Mapping from v0.7 to 1.0 (use_clr_beta)

rother · April 5, 2019, 8:26am

Hi,
quick question if I understand the documentation correctly. In v0.7 I had a learner with use_clr_beta(10,10,0.95,0.85). I have translated this to learn.fit_one_cycle(1, lr, div_factor=10.0, pct_start=0.9, moms=(0.95,0.85)).

Is this correct? In the use_clr_beta article sgugger writes:

use_clr_beta takes two basic arguments, four if you want to add cyclical momentums. The first one is the ratio between the initial learning rate and the maximum one (typically 10 or 20). The second one is the percentage of the cycle you want to spend on the last part (on the picture 350 to 400), 10 seems to be a good pick once again.

And the documentation for fit_one_cycle has two arguments div_factor and pct_start that seem like good candidates. Unfortunately the arguments are not really explained in the docs. I interpreted it as div_factor being the ratio from use_clr_beta and pct_start being sort of the opposite of the second argument from use_clr_beta. 10 there means spend 10% on the last part which would translate to 0.9 pct_start which I interpret to mean “spend this percentage at the start”

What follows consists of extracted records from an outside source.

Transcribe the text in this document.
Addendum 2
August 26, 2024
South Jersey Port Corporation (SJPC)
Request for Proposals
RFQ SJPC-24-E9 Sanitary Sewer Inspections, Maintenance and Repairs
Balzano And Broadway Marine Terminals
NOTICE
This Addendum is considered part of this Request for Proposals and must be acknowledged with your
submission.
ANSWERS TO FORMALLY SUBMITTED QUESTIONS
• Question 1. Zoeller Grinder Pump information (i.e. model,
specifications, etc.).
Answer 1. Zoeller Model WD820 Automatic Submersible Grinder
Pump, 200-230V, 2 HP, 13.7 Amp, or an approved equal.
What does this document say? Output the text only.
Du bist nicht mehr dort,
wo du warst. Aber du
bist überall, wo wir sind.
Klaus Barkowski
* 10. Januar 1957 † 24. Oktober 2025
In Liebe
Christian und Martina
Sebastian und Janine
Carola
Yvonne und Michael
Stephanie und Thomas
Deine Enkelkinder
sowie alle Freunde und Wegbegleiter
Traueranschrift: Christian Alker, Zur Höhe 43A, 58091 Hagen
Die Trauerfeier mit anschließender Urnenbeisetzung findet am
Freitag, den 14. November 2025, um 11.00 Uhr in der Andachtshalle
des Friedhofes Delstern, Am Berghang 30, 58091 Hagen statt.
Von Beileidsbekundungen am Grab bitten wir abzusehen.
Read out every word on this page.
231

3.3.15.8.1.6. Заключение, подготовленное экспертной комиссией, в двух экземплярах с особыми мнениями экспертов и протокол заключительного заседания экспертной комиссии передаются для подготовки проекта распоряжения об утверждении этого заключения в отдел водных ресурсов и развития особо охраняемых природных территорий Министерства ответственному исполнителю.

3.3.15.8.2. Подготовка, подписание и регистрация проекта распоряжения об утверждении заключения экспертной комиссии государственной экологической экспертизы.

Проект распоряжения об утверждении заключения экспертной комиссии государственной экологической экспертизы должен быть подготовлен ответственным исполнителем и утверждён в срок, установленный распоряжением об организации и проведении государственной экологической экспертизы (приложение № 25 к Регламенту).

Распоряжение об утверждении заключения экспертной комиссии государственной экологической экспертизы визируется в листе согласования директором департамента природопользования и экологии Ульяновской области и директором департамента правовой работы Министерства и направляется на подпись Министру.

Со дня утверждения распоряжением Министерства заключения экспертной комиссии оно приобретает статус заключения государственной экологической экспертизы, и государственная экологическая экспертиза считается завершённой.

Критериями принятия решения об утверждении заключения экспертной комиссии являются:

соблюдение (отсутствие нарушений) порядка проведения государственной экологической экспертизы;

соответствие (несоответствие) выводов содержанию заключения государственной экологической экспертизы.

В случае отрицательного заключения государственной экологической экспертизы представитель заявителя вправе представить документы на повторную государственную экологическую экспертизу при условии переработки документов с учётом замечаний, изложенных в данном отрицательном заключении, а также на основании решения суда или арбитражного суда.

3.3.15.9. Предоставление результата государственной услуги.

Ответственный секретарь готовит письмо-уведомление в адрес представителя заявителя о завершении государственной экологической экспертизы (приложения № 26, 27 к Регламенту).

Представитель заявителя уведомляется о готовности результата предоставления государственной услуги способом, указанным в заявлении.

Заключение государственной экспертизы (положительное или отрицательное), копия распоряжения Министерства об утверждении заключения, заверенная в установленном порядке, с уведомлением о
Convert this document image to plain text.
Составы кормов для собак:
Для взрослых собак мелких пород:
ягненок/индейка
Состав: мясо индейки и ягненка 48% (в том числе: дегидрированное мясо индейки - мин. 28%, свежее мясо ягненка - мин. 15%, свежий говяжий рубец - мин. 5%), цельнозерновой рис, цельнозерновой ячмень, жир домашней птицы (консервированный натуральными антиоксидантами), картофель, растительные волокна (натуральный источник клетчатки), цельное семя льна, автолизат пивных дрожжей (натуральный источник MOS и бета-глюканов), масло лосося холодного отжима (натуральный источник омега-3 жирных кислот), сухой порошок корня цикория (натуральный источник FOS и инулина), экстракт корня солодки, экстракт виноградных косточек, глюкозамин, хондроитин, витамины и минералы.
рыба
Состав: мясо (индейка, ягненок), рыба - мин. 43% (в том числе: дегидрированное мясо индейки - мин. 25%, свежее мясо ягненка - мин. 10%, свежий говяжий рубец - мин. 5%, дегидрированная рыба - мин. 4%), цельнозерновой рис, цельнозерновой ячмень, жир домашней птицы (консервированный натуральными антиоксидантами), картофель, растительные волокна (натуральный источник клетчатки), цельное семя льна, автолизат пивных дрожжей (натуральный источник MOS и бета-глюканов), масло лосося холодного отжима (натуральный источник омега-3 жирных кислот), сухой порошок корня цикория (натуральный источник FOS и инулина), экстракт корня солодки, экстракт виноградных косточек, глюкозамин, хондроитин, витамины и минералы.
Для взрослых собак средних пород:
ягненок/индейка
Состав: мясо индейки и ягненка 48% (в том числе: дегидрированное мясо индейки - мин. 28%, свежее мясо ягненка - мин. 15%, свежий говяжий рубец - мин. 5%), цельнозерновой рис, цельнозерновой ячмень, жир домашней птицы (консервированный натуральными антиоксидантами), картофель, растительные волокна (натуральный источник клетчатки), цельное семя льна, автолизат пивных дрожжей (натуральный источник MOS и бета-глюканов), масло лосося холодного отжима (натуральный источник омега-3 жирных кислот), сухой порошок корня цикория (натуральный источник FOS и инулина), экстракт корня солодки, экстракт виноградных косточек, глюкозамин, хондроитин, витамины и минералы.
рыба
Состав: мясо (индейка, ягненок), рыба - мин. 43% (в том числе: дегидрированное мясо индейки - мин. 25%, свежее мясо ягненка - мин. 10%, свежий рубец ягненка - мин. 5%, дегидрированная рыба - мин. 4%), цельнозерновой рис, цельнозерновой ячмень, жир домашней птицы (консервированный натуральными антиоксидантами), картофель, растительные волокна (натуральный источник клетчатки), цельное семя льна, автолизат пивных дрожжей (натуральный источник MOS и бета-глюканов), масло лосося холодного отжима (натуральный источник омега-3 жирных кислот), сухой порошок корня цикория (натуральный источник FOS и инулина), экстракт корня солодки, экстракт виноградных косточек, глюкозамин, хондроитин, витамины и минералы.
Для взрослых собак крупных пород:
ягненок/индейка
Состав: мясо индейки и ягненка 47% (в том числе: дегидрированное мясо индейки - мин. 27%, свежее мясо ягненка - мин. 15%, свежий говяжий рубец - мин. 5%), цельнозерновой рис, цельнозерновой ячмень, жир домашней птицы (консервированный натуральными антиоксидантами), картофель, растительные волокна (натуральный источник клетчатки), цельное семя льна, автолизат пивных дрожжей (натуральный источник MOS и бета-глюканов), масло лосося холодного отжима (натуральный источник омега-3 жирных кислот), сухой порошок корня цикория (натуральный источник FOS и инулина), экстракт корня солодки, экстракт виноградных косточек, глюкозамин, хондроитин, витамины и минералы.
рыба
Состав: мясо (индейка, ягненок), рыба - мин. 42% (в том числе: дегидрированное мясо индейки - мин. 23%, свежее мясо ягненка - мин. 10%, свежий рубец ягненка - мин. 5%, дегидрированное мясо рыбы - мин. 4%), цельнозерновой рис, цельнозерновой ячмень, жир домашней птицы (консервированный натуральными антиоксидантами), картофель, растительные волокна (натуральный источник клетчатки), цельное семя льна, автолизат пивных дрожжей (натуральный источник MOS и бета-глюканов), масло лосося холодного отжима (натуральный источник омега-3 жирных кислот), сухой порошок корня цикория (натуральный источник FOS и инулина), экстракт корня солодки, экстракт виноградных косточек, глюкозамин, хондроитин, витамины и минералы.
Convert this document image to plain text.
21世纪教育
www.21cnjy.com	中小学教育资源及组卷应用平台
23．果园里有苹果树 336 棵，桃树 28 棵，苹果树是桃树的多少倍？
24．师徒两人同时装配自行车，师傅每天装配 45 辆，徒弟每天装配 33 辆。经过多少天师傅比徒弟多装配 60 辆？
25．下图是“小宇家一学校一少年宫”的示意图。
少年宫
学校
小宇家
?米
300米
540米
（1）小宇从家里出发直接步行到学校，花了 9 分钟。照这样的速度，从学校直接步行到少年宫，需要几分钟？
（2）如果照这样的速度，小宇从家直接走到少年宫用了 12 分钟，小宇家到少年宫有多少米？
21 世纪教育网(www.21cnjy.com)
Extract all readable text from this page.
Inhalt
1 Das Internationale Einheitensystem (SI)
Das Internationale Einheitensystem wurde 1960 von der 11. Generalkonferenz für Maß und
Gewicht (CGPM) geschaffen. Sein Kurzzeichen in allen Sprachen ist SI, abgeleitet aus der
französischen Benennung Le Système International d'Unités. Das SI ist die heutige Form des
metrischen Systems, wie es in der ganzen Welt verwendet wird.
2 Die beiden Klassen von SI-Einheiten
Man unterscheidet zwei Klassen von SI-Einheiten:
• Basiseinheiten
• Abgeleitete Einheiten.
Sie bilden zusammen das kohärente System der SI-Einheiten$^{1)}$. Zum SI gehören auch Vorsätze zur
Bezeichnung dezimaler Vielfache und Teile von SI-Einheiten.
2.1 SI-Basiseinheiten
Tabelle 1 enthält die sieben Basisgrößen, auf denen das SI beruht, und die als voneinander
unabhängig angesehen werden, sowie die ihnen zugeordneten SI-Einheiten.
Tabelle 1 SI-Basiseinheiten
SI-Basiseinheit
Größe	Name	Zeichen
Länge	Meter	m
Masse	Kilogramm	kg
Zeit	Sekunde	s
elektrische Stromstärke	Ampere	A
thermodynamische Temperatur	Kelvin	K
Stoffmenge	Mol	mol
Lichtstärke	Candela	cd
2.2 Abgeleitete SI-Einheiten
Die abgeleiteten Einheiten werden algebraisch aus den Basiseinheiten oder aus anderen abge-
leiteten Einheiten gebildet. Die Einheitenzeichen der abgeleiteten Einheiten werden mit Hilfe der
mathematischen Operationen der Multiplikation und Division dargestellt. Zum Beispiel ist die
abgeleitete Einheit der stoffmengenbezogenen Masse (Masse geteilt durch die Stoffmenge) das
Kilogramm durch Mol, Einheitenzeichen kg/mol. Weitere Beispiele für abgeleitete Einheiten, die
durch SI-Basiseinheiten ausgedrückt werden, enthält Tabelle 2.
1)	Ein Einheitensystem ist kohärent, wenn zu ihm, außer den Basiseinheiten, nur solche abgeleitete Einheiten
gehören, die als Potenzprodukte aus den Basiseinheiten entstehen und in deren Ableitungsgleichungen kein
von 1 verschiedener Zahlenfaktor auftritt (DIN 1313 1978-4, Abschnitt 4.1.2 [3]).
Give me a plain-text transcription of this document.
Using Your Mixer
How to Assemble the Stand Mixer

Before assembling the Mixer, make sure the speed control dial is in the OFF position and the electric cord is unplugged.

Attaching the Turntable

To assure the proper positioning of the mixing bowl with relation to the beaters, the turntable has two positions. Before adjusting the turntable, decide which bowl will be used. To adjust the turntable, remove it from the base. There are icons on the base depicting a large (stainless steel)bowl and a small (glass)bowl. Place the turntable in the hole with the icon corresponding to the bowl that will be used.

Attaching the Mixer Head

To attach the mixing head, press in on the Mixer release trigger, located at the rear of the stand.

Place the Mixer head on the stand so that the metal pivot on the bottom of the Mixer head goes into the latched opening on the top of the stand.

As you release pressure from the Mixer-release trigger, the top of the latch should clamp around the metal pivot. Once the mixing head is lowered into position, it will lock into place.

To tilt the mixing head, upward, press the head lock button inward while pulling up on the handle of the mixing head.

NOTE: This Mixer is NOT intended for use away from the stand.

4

Is that correct? (if not, any suggestions on how to map use_clr_beta correctly)

Edit: fixed typos

sgugger · April 5, 2019, 1:54pm

Yup, that is correct.

rother · June 11, 2019, 6:36am

Thx. In 0.7 we also had “Slanted Triangular Learning Rates” that had the parameters ratio and cut_fract. Can this be reproduced with one_cycle as well? If so how?

sgugger · June 11, 2019, 12:50pm

You will need to implement it with the GeneralScheduler, there is an example in the docs with SGDR.